A body weighing 2 kg is suspended from a spring. If a body weighing 300 g is attached to it, then the spring will

A body weighing 2 kg is suspended from a spring. If a body weighing 300 g is attached to it, then the spring will stretch by another 2 cm. What will be the period of oscillation if the three-hundred-gram attachment is removed and the body weighing 2 kg is allowed to oscillate?

Let a body with a mass m₁ = 2 kg be suspended from a spring with a stiffness k. It creates an elongation of the spring x₁ meters. Spring force | Fprуп | = k ∙ х₁ will be balanced by the weight of the cargo Р₁ = m₁ ∙ g, where the coefficient g = 9.8 N / kg, that is, k ∙ х₁ = m₁ ∙ g. Then х₁ = m₁ ∙ g / k. If a body weighing m₂ = 300 g = 0.3 kg is attached to the load, then the spring will stretch additionally by x на = 2 cm = 0.02 m.In the second case, Fcont = Р₂ or k ∙ (x₁ + x₂) = (m₁ + m₂) ∙ g, then х₁ = – х₂ + (m₁ + m₂) ∙ g / k. We get, m₁ ∙ g / k = – x₂ + (m₁ + m₂) ∙ g / k, rigidity k = m₂ ∙ g / x₂.
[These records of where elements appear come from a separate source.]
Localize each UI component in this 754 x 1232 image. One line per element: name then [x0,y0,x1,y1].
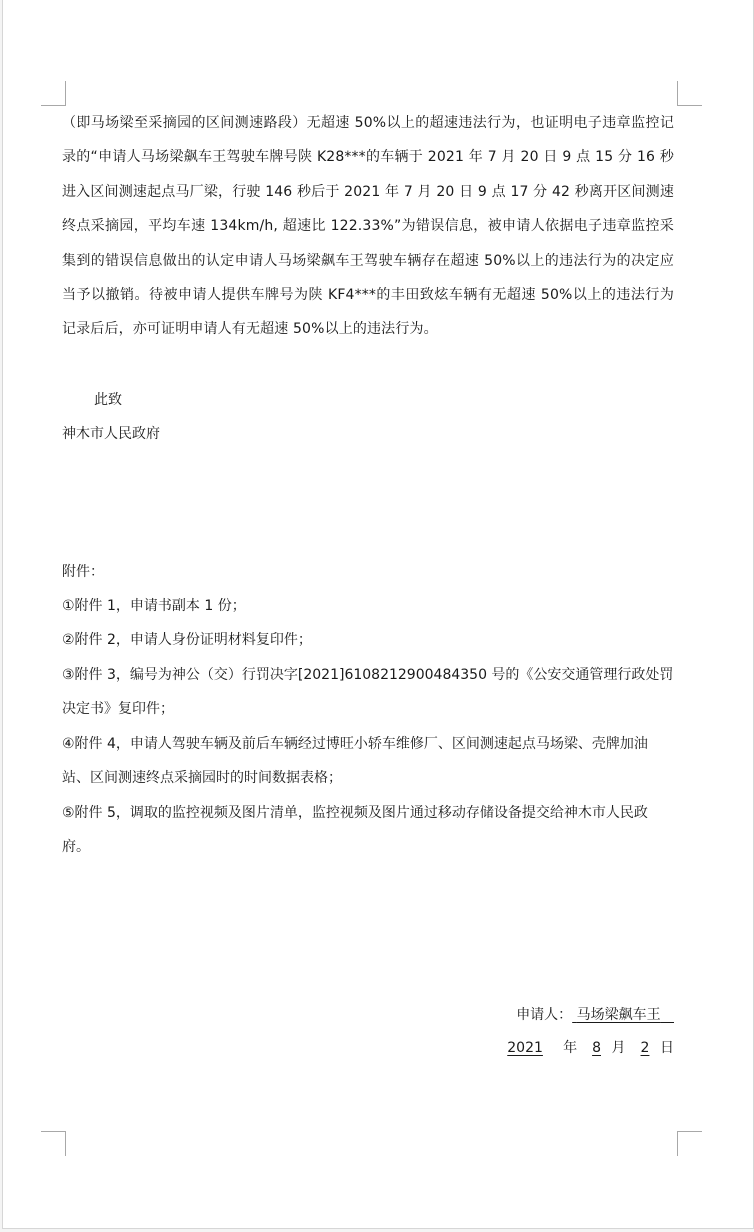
date-day: 2 [640,1040,650,1056]
applicant-name: 马场梁飙车王 [576,1007,661,1023]
margin-corner-mark [677,1131,702,1156]
attachment-item: ⑤附件 5，调取的监控视频及图片清单，监控视频及图片通过移动存储设备提交给神木市人民政府。 [62,804,648,855]
date-day-unit: 日 [660,1040,674,1056]
document-body [62,106,674,864]
salutation: 此致 [94,391,122,408]
attachments-title: 附件： [62,563,104,580]
attachment-item: ④附件 4，申请人驾驶车辆及前后车辆经过博旺小轿车维修厂、区间测速起点马场梁、壳牌加油站、区间测速终点采摘园时的时间数据表格； [62,735,648,787]
margin-corner-mark [677,81,702,106]
signature-block [487,999,674,1065]
date-month-unit: 月 [611,1040,626,1056]
applicant-line [487,999,674,1032]
body-paragraph: （即马场梁至采摘园的区间测速路段）无超速 50%以上的超速违法行为，也证明电子违章监控记录的“申请人马场梁飙车王驾驶车牌号陕 K28***的车辆于 2021 年 7 月 20 日 9 点 15 分 16 秒进入区间测速起点马厂梁，行驶 146 秒后于 2021 年 7 月 20 日 9 点 17 分 42 秒离开区间测速终点采摘园，平均车速 134km/h, 超速比 122.33%”为错误信息，被申请人依据电子违章监控采集到的错误信息做出的认定申请人马场梁飙车王驾驶车辆存在超速 50%以上的违法行为的决定应当予以撤销。待被申请人提供车牌号为陕 KF4***的丰田致炫车辆有无超速 50%以上的违法行为记录后后，亦可证明申请人有无超速 50%以上的违法行为。 [62,115,674,338]
attachment-item: ①附件 1，申请书副本 1 份； [62,598,246,615]
applicant-label: 申请人： [516,1007,573,1023]
date-month: 8 [592,1040,601,1056]
date-year: 2021 [507,1040,543,1056]
margin-corner-mark [41,1131,66,1156]
date-year-unit: 年 [563,1040,578,1056]
attachment-item: ③附件 3，编号为神公（交）行罚决字[2021]6108212900484350 号的《公安交通管理行政处罚决定书》复印件； [62,666,674,718]
attachment-item: ②附件 2，申请人身份证明材料复印件； [62,632,312,649]
recipient: 神木市人民政府 [62,426,160,443]
margin-corner-mark [41,81,66,106]
date-line [487,1032,674,1065]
To determine what the oscillation period will be if the three-hundred-gram add-on is removed and the body weighing 2 kg is allowed to oscillate, we will use the formula T = 2 π √ (m₁ / k), where the coefficient π ≈ 3.14. Let’s combine the formulas:

Т = 2 · π · √ (m₁ ∙ х₂ / (m₂ ∙ g)).

Substitute the values ​​of physical quantities in the calculation formula:

T = 2 · 3.14 · √ (2 kg ∙ 0.02 m / (0.3 kg ∙ 9.8 N / kg));

T = 2.15 s.

Answer: the oscillation period will be 2.15 seconds.